強気そうな顔によく似合う快活な笑み。わたしは彼女がこの南方に滞在をするあいだに必ず勝利を掴みたいと、今までになく強く心に願った。
…………
……
…
「ったく、若いってのは羨ましいな」
フォンクラッド家の屋根の下。客間の窓辺に立ち、幼いながらに一端の戦士の矜持をぶつけあった少年たちの戦いの一部始終を見物していたギュスターヴ・ウルリックはそう口にした。
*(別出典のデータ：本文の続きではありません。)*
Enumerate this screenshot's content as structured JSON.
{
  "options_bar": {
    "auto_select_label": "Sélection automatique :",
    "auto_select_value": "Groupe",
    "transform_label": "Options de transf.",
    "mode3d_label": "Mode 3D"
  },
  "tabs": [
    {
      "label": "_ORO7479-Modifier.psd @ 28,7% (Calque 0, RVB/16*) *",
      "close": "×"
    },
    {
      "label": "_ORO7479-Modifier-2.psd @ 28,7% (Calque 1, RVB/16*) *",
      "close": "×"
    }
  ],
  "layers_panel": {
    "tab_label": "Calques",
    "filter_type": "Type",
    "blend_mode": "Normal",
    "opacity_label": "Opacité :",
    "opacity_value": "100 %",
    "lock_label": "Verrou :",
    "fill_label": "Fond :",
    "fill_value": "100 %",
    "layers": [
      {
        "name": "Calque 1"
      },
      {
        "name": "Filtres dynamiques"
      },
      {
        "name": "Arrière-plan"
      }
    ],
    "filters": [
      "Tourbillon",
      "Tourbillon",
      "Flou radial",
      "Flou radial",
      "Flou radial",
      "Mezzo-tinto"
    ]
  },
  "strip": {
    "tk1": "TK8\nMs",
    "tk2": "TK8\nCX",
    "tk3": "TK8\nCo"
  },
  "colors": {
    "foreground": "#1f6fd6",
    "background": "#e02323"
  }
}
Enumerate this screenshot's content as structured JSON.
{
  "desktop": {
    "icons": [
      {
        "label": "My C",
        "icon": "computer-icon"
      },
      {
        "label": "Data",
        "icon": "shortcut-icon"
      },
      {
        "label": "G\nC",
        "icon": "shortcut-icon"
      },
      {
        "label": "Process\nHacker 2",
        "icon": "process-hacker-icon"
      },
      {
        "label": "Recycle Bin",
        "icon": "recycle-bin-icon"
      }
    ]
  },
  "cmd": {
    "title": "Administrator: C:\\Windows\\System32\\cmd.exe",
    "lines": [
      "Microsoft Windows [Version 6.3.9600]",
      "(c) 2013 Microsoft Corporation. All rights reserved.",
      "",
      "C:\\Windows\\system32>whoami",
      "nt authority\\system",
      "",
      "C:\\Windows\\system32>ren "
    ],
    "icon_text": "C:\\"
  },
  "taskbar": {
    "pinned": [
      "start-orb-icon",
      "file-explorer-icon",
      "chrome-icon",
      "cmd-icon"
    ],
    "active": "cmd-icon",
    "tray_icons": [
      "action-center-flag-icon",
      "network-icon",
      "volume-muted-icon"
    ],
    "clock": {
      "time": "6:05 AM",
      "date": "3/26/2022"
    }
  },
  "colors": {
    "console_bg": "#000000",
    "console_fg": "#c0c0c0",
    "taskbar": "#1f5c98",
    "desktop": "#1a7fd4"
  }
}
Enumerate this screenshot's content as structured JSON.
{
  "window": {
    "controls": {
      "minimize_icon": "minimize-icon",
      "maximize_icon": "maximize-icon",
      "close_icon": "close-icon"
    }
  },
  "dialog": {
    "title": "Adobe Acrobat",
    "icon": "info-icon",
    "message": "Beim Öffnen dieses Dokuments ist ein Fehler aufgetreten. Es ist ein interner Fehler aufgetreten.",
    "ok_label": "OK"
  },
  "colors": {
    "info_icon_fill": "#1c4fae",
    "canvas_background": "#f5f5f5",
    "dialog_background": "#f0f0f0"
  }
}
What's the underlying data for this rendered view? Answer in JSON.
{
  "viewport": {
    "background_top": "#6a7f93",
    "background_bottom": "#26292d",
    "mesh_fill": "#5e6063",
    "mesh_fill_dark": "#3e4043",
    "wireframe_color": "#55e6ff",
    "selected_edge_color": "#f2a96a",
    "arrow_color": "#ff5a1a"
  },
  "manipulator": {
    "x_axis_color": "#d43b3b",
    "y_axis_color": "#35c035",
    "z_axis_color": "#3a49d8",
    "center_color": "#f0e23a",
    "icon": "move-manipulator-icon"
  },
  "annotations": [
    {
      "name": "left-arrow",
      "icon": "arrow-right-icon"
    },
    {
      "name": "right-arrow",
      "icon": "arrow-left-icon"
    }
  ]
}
「血は争えないっつうのかね? フレデリックとうちの皇太子が出会った時も、口じゃどっちも退かねえから剣で白黒を付けたがってたよなあ。あれも十五年も前か。いや懐かしいな。しみじみとしちまうぜ」
「その話はやめてくれよ、もう。あの時は若かったんだ。十八歳だぞ?」
血気盛んな青い日を言葉に聞いたフレデリックが後ろ髪を掻き、落ち着きのなさそうな笑みで大男へ言う。たじろぐフレデリックもまた、窓辺から息子とその友人の戦いを眺めていたのだ。如才ない顏とは裏腹に力強く握り締めた拳が時折動くのは、未だにくすぶり続けている剣士としての熱か、強い感情移入からか。
「お前、十五年前の災厄の話をどうして黙ってたんだ? 世間にはカバーストーリーを張っちゃいるが、息子ぐらいには自分の武勇を語って聞かせてると思ってたぜ」
ギュスターヴの薄灰色の力強い瞳が黒髪の剣士を見下ろした。視線を注がれたフレデリックは青空へ目をやり、「言って聞かせる話じゃない」と枕に置き、
「俺は息子の中で『田舎住まいの騎士にしては剣の腕が立ち、普段は稽古に付き合うばかりのぼんくら親父』に思われていれば十分だと思ったんだ」
「勿体ねえ。ルヴェルタリアの脳筋共なら、週に三度は自慢げに語るだろうによ」
それも末代まで延々とだ。とギュスターヴがにやりと言う。
「誰にも口外をしないのが正しいさ、ギュスターヴよ」
ソファに我が物顔で深々と座り、大きな白い帽子を目深にかぶったイルミナが言う。紅葉色の紅茶をすする彼女の顔は物憂げだった。つばの広い帽子のせいで彼女の表情は他の誰からも見えはしない。
「人の言語を解し、霧を自ら招く竜を討ったのだ。その勇名が広がれば人か、竜か、大きな災禍をいずれ招くだろう。……私は近年の歴史書に記された〝悪竜殺し〟の名が全くの架空の人物で確かに安堵をしたよ。――〝王狼〟ギュスターヴ閣下。少し尋ねたいことがあるのだが」
「っは。大魔道士イルミナ・クラドリン殿、この俺に訊きたいこととは?」
イルミナの表情はうかがえない。ギュスターヴの目には白い帽子が口をきいているようにさえ見える。
「北の王が所有をする、〝霧払い〟の遺した聖剣に変わりはなかったか?」
「……さあな。あんまりに突っ込んだことを知るとお前をどうにかしなきゃいけねえからな。その質問はパスだ」
まぶたを閉じ、肩を一度竦めるとギュスターヴは以降黙りこくった。居心地に悪そうな衣擦れの音が数度聞こえ、イルミナが最後に口をきく。
「では助言をひとつ。――迅速に行動を起こすことを薦めるよ、ギュスターヴ。風はすぐそこまで確かに来ている」
カップに立つ湯気が揺れる。
窓の外では若草色の少女が勝どきの声をあげていた。